III. Sur les frais du procès et l’exécution provisoire
Sur les dépens
Aux termes de l’article 696 du code de procédure civile, la partie perdante est condamnée aux dépens, à moins que le juge, par décision motivée, n’en mette la totalité ou une fraction à la charge d’une autre partie.
Ainsi, la société Baretti, qui succombe à l’instance, est condamnée aux entiers dépens.
Sur les frais irrépétibles
Aux termes de l’article 700 du code de procédure civile, le juge condamne la partie tenue aux dépens ou qui perd son procès à payer à l’autre partie la somme qu’il détermine, au titre des frais exposés et non compris dans les dépens. Dans tous les cas, le juge tient compte de l’équité ou de la situation économique de la partie condamnée.

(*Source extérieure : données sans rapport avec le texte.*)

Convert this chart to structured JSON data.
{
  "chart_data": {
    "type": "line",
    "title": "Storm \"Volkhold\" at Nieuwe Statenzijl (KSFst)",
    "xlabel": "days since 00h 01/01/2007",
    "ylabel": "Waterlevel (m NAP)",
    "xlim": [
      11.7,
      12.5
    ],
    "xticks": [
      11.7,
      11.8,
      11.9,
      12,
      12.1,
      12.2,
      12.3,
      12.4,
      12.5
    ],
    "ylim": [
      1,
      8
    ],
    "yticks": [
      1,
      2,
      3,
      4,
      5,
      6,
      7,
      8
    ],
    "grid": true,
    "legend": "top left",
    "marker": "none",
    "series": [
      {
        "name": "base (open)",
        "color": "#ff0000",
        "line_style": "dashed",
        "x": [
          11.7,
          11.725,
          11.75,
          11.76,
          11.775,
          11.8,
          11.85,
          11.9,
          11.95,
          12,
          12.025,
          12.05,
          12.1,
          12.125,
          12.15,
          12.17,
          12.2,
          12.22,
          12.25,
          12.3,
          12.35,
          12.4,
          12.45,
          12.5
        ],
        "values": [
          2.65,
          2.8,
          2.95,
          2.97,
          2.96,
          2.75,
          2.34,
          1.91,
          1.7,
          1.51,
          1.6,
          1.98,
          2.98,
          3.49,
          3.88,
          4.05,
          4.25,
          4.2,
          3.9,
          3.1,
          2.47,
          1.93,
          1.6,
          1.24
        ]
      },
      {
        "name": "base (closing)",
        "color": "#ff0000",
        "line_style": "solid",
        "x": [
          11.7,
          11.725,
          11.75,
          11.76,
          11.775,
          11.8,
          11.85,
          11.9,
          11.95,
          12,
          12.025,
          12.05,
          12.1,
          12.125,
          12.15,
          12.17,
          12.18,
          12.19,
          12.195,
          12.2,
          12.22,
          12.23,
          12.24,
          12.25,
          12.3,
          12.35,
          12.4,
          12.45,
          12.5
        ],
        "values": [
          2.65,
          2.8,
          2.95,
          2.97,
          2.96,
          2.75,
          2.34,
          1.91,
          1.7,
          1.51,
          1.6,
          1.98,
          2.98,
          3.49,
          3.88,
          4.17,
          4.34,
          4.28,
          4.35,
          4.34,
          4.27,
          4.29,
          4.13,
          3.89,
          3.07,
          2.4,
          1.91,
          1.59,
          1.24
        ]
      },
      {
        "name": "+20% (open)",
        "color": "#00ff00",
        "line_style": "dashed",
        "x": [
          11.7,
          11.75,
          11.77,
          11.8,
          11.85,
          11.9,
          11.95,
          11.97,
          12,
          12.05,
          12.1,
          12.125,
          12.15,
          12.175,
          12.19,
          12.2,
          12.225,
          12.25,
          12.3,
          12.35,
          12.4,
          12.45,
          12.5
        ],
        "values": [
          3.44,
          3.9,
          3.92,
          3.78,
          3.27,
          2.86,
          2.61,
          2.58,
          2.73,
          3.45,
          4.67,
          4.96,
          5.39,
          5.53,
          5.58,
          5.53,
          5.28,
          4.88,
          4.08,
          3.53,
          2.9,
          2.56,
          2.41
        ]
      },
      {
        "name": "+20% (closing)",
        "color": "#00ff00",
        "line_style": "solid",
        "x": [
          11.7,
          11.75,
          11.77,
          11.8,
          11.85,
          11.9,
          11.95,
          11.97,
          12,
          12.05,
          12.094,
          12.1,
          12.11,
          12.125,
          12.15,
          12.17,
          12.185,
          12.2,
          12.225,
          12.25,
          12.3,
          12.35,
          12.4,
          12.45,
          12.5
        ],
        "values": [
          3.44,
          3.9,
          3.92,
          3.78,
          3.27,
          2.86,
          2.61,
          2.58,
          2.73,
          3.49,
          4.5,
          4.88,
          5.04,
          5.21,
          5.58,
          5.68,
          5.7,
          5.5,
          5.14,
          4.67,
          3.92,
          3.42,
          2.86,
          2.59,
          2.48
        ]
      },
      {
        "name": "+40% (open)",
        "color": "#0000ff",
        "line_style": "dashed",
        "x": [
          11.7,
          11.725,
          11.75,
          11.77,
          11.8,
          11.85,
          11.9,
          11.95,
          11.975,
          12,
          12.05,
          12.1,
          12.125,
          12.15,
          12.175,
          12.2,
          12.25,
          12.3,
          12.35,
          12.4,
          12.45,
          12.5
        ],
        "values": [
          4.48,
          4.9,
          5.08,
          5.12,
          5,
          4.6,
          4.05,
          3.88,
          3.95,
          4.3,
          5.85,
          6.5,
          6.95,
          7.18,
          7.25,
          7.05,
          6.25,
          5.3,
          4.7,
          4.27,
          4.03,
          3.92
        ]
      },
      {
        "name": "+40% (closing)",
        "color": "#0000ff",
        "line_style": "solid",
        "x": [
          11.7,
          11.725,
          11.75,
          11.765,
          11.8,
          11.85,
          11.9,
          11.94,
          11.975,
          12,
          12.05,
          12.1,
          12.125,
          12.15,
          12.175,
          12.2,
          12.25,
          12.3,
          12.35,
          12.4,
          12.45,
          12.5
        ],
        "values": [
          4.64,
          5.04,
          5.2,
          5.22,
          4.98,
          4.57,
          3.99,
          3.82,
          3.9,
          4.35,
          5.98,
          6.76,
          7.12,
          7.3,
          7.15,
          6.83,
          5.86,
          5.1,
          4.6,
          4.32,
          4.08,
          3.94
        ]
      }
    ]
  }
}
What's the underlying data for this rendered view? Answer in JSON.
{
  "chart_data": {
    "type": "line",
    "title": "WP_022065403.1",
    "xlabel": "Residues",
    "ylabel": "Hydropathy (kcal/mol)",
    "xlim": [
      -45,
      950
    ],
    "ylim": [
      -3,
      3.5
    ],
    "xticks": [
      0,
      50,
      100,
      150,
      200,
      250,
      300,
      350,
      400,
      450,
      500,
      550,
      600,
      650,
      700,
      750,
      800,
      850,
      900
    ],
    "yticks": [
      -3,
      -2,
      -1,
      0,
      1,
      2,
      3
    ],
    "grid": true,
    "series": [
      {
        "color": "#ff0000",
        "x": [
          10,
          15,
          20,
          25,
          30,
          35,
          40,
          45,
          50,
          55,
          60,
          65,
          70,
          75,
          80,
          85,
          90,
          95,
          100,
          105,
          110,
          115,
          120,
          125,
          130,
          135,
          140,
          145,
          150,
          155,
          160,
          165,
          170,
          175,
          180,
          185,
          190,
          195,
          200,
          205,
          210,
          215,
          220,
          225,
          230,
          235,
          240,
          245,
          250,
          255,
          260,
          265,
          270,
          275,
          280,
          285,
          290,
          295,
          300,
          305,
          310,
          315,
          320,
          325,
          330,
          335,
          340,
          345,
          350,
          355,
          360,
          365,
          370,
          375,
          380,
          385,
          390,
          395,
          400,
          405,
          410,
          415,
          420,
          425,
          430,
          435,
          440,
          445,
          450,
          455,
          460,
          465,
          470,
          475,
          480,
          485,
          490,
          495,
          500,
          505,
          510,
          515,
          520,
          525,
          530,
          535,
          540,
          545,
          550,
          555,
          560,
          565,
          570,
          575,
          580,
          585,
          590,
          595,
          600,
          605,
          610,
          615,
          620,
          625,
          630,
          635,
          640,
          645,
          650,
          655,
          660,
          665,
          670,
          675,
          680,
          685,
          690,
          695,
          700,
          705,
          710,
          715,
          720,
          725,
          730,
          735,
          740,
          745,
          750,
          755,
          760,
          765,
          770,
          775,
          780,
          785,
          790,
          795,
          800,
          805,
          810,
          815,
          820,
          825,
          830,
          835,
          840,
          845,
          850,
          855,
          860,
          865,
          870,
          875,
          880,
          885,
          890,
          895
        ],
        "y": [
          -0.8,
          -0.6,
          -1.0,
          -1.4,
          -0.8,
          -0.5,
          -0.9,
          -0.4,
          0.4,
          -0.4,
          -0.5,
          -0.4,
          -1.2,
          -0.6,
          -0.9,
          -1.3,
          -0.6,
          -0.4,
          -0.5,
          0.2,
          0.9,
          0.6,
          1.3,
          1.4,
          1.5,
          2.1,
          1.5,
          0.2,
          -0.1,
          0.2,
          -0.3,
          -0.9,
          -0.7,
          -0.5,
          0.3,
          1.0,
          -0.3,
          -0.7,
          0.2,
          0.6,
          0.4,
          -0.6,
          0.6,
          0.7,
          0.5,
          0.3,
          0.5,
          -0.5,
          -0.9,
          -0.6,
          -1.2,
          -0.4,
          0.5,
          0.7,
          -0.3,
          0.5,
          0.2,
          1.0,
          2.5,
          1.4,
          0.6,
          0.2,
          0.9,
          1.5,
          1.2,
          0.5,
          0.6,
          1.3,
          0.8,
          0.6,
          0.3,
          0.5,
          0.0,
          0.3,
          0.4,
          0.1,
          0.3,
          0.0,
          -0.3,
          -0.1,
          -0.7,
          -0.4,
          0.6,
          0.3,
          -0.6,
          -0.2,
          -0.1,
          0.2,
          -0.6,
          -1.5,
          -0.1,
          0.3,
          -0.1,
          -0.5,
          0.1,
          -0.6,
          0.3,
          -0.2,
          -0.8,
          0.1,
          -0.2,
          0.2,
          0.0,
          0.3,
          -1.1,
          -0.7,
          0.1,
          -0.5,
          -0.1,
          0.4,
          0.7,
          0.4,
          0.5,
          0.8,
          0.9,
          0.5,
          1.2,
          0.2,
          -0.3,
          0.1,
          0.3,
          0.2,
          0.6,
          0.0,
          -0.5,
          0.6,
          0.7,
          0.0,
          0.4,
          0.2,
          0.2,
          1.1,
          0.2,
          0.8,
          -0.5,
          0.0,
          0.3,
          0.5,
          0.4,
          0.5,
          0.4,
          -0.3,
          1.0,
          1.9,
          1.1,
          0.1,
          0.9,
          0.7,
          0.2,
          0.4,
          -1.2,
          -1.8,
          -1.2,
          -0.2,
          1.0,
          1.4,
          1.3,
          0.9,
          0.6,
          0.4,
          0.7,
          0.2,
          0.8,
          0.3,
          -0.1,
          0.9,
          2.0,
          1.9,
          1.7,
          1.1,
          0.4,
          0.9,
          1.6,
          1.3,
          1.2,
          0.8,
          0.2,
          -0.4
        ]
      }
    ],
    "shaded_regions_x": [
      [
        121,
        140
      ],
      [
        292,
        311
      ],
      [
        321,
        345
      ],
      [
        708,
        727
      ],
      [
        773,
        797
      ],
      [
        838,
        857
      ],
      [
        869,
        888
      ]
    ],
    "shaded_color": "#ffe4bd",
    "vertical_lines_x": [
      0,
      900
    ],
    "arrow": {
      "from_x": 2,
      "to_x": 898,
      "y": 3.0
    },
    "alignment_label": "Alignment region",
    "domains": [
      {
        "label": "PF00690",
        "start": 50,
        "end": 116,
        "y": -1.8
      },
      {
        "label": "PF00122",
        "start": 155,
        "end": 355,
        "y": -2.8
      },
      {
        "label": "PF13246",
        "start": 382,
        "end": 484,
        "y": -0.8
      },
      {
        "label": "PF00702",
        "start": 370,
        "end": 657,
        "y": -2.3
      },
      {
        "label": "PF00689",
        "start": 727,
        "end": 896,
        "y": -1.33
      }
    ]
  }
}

Il peut, même d’office, pour des raisons tirées des mêmes considérations, dire qu’il n’y a pas lieu à ces condamnations.
Il parait équitable en l’espèce de condamner la société Baretti à verser à la société LJBAH la somme de 3.000 euros au titre de l’article 700 pour les frais exposés et non compris dans les dépens.
Le tribunal statuant publiquement, contradictoirement et en premier ressort, par décision mise à disposition au greffe,
DEBOUTE la société Baretti de sa demande en dommages et intérêts au titre des dépenses engagées pour la passation du contrat ;
DEBOUTE la société Baretti de sa demande en dommages et intérêts au titre du manque à gagner;
CONDAMNE la société Baretti aux entiers dépens ;
DEBOUTE la société Baretti de sa demande formulée en application de l’article 700 du code de procédure civile ;
CONDAMNE la société Baretti à verser à la société LJBAH la somme de 3.000 euros en application de l’article 700 du code de procédure civile.
Jugement rendu par mise à disposition au Greffe le VINGT TROIS SEPTEMBRE DEUX MIL VINGT QUATRE, par Geneviève LE CALLENNEC, Vice-Présidente, assistée de Séverine MOIRÉ, Greffier, lesquelles ont signé la minute du présent Jugement.